Лицо Ивана Васильевича оживляет улыбка: нет такой твари на земле, чтобы могла жить без солнца!
Владыки мира сего созданы Богом – вершить добрые и злые дела во благо своих народов.
Снова пальцы касаются струн.
Ах, как бы хотелось одним сильным, громким ударом по струнам выразить всю эту страстную внутреннюю убежденность в благодетельности единой власти для людей!
Дрогнули гусли.
Громкие властные звуки струн вторили мощному, выражавшему не то гнев, не то приказ голосу царя.
Глаза Ивана Васильевича устремлены ввысь.
«Бог дарует человеку часть своего величия. Царь земной повинен охранять этот дар от посрамления. Оберегать Божеское как в вельможе, так и в черных людях, и никто не должен чинить ему помехи в том! Помню твои слова, моя незабвенная юница!»
Гусли умолкли.
Зашуршала бумага – царь торопливо ставит причудливые знаки на бумаге, отмечая ими понижение и повышение своего голоса, печаль и смирение перед божеством и сменяющее их торжество мысли, мысли царя и властелина.
Отложив гусли в сторону, Иван Васильевич быстро поднялся и, отворив дверь, крикнул постельничего.
Вошел Вешняков, низко поклонился.
– Бог спасет! – ласково кивнул головою царь. – Ожидаю. Напомни святителю.
Ни перед кем и никогда Иван Васильевич не открывал своей слабости к «гусельному гудению», а тем паче к собственному песнетворчеству и песнопению. Одному митрополиту Макарию он поверял эту свою тайну. Царь и сам поддерживал духовенство в его борьбе с «игрищами еллинского беснования», и не причислены ли «гусли, и смыки, и сопели» Стоглавым собором к этим игрищам?! Царю ли нарушать обычаи, им же, вместе со святыми отцами, установленные?
Иван Васильевич подозрительно покосился на раскрытое окно. Почудилось, будто в саду кто-то разговаривает. С сердцем прикрыл его.
На лице легла тень досады.
Увы, и царю приходится таиться! Вседержитель милостив к царям, он прощает их слабости, но никогда не простит народ царю нарушения закона, церковью установленного.
Горе государю, преступившему свой закон!
Он снова выглянул в окно, там никого не было, – значит, просто так показалось.

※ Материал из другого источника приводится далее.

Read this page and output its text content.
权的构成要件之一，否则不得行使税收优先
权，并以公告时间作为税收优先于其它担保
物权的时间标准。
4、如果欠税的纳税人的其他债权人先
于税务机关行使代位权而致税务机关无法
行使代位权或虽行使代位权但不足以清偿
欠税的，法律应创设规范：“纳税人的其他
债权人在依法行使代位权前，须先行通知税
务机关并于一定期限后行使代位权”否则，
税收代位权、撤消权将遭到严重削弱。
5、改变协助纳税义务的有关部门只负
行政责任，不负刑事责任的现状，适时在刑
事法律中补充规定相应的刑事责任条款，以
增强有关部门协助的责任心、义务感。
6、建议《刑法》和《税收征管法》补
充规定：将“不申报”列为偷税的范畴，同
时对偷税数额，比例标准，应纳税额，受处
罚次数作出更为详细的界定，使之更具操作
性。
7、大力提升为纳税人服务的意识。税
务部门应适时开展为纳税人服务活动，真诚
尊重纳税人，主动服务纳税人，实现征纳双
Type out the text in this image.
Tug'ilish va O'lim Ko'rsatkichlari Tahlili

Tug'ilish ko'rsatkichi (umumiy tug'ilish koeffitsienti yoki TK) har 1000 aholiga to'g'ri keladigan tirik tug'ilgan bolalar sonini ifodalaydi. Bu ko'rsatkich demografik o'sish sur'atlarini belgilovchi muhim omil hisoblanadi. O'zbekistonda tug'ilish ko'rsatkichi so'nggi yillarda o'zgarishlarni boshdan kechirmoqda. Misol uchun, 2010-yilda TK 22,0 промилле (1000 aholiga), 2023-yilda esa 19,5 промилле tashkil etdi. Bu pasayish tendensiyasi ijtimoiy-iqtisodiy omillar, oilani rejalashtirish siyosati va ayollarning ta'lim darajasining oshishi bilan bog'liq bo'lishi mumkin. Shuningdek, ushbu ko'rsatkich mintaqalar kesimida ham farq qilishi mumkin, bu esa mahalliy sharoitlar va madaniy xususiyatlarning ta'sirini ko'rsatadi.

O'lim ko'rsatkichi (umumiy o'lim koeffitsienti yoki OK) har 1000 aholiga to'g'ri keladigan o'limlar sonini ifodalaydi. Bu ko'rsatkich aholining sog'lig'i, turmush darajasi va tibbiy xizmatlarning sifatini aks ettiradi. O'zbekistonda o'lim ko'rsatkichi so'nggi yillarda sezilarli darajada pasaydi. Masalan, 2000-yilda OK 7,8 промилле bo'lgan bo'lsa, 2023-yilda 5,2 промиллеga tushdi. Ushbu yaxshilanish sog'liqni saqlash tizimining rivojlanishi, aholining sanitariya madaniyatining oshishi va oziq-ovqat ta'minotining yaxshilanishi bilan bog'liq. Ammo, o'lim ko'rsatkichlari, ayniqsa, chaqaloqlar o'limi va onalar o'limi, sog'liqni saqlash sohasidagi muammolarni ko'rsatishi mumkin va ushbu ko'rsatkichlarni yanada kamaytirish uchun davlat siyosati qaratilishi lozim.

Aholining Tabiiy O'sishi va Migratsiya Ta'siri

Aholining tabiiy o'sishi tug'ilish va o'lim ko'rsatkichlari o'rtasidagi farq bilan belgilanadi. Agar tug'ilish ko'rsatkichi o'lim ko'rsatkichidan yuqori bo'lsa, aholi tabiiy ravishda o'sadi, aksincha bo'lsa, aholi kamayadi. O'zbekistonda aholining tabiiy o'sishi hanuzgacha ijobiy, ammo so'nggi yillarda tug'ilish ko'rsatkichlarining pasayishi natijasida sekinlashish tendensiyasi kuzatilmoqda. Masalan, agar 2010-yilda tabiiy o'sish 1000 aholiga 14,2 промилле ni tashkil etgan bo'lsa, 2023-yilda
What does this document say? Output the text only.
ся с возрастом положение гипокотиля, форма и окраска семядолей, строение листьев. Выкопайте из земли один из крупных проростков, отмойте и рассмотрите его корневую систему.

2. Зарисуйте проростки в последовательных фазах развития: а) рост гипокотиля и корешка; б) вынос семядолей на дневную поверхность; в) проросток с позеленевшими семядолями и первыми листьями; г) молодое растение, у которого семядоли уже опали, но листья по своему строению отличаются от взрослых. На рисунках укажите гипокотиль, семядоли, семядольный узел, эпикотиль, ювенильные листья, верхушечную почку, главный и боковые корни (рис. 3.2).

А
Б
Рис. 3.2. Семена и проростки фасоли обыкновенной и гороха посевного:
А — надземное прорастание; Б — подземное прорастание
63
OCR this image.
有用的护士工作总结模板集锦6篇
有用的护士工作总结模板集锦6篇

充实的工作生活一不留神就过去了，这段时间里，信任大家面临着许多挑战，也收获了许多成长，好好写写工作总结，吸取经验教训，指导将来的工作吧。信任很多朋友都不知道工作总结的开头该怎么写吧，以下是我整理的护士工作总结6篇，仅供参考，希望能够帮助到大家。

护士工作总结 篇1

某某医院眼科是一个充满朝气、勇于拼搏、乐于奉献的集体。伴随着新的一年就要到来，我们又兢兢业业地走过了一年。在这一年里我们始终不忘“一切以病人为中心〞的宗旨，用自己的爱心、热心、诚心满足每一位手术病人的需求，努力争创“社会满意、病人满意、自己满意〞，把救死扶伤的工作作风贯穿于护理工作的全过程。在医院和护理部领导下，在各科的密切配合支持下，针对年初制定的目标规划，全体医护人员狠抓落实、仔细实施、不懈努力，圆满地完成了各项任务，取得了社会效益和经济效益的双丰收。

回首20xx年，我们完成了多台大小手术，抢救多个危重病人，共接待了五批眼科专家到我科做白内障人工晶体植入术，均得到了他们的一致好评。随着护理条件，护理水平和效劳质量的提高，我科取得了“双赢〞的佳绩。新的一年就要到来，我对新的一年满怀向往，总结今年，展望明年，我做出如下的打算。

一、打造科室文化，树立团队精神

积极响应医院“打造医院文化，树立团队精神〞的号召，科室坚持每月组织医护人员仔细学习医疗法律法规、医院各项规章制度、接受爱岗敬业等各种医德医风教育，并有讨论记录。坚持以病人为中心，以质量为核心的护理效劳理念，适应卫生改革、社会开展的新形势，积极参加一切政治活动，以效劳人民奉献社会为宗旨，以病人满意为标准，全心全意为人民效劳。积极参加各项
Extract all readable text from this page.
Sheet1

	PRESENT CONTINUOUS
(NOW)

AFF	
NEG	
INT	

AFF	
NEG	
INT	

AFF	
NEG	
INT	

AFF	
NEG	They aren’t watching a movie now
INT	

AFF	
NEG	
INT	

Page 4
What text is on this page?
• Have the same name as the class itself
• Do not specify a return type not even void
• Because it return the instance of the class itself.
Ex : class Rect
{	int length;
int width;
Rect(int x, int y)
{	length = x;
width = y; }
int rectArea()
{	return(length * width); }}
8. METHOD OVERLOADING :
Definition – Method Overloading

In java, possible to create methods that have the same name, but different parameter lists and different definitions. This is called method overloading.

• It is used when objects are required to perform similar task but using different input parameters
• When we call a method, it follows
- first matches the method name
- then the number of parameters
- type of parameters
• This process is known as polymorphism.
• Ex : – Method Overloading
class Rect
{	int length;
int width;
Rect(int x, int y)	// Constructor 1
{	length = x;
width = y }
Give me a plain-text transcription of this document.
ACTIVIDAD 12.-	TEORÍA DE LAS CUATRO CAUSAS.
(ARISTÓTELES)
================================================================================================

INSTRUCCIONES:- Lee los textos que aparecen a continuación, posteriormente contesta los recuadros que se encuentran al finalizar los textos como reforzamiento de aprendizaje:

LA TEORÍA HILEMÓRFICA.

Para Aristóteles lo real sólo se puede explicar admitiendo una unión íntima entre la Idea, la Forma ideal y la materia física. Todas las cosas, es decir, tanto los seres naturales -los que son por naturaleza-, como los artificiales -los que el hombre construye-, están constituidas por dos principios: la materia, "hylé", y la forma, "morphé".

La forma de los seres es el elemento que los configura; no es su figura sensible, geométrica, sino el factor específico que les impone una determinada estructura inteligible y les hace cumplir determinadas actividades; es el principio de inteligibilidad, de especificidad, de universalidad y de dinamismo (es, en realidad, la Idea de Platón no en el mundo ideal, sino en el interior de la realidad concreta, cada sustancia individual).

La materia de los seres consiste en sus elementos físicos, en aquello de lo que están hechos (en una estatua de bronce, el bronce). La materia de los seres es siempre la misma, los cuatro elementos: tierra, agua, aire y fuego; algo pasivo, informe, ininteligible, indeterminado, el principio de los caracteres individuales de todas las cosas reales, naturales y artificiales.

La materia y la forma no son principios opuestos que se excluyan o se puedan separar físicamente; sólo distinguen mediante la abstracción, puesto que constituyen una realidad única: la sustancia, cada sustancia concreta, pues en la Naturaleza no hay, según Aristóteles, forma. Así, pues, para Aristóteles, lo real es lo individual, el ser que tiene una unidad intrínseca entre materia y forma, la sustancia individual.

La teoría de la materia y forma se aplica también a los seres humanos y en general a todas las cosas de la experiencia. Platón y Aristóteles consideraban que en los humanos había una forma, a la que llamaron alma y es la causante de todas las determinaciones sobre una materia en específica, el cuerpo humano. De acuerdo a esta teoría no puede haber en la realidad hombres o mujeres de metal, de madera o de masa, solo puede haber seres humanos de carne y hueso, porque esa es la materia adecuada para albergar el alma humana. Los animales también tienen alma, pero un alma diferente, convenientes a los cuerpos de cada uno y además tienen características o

Никто не слышал гуслей и песнопения. Смерть тому, кто услышит это! Уже пойманы люди и пытаемы жестоко, обвиненные в словах о «безбожии» государя. А люди те – монахи и, видимо, вассианцы, хотя и упираются, не признаются в еретической связи с заволжскими старцами. Мутили народ – царя хулили!
Раздался стук в дверь. Царь Иван вздрогнул.
На пороге в черной рясе стоял старенький, седой митрополит Макарий. Глаза его, черные умные, встретились с глазами царя.
Иван Васильевич, смущенно склонившись, подошел под благословение.
Сухими руками, крест-накрест, митрополит размашисто благословил царя.
Сначала опустился на скамью царь, затем митрополит.
Иван Васильевич молча указал на лист, исписанный им напевными «крюками» и знаками, и на гусли. Макарий с любопытством стал разглядывать написанное.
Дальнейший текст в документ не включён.